Assister au meeting spadois de fin septembre revient à s’infliger une hyperstimulation sensorielle. Près de 600 bolides se partagent piste et paddocks. Ils rugissent tout au long des sept kilomètres du tracés, décorent les stands et font la joie d’un public nombreux et enthousiaste.
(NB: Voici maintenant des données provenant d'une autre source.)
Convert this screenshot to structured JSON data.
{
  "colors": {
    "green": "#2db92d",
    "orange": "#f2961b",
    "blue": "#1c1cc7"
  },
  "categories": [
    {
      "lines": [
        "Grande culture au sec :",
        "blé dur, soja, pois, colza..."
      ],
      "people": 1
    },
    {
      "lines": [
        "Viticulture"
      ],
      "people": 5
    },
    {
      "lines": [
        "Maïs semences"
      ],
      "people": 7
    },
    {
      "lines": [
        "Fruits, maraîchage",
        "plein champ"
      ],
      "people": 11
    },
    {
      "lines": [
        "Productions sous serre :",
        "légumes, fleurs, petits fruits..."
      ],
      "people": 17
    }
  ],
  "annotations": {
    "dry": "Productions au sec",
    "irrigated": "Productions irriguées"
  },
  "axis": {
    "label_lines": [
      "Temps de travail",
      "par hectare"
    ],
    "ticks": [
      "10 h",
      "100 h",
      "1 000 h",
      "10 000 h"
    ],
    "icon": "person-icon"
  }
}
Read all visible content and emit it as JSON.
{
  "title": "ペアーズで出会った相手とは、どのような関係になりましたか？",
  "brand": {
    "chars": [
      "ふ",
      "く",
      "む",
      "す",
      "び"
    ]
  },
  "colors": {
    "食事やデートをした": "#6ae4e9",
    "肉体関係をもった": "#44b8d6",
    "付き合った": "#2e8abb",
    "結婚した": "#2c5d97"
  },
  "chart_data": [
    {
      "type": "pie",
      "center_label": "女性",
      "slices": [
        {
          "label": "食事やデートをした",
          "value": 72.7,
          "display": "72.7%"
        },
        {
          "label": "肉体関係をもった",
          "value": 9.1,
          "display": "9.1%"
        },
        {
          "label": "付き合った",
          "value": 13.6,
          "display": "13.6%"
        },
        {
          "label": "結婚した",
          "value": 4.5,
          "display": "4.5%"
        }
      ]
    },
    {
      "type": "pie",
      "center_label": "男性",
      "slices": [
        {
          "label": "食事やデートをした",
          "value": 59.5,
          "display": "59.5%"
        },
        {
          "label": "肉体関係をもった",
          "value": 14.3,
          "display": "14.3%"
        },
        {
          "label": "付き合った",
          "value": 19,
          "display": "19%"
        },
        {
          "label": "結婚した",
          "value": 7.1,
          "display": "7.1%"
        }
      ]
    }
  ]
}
L’engouement généré par cet évènement a pour source une véritable immersion dans la légende de l’automobile. Chaque pas, chaque mètre parcouru au centre ou aux abords de la cuvette spadoise déflore des sensations neuves ou retrouvées. Chaque coin du paddock recèle son lot de surprise. Ici la Porsche 356 A avec laquelle Jim Clark brillait sur l’ancien tracé belge. Là, une spectaculaire Ferrari Testa Rossa, négligemment abandonné à l’arrière d’un stand. Tout à côté, une Abarth, immobilisée par un joli maillet et une Porsche Turbo tapie à l’arrière d’un box. Et puis, tout autour de vous, la musique des moteurs, en stéréo réverbérée par les collines, les conifères et les feuillus.
Puis vient l’heure des Six Hours. La ligne de départ, plombée par un soleil tant attendu cet été, déborde de plus de 100 véhicules, tous plus beaux, plus colorés plus impressionnants. Le signal est donné et le raidillon rugit de plaisir. Il est lacéré par les trajectoires des pilotes qui vont se relayer durant 360 minutes. Les pilotes se donnent de la peine et tournent à 150 km/h de moyenne. Les Cobra, GT40, TVR enchaînent les accélérations, avalent les courbes à fond et slaloment entre des véhicules moins férocement menés. Un accident survint, au sommet du raidillon, incompréhensible et difficile à supporter pour ceux qui savent apprécier la beauté d’une Jaguar E-Type, réduite à l’état de tas de ferraille. Un chrono, des changements de pilote, puis un passage à la pompe. Et oui, les concurrents passent à la pompe et font la file, comme vous et moi, avant de faire eux-mêmes le plein, dans la précipitation, arcboutés sur leur GT40 ou penchés sur une modeste MG. L’espace de quelques tours des images étonnantes, quatre GT40 se jouent des tours de passe-passe pour la tête de la course. La nuit tombe peu à peu, la piste refroidit et les phares s’allument. Comme autant de lucioles colorées, ils amorceront un interminable ballet, scandé par les vociférations des moteurs et commandés par le tracé du circuit. Il n’y a rien de tel que le silence de la forêt ardennaise, rompu par les jappements des moteurs. Le tableau ne serait complet sans les quelques guinguettes qui, à la lueur de quinquets, servent de la bière dans une enveloppante odeur de frites ! Des quatre GT40, deux tinrent le haut du pavé et enlevèrent les premières et seconde places, juste devant une cinquantenaire Jaguar E Type.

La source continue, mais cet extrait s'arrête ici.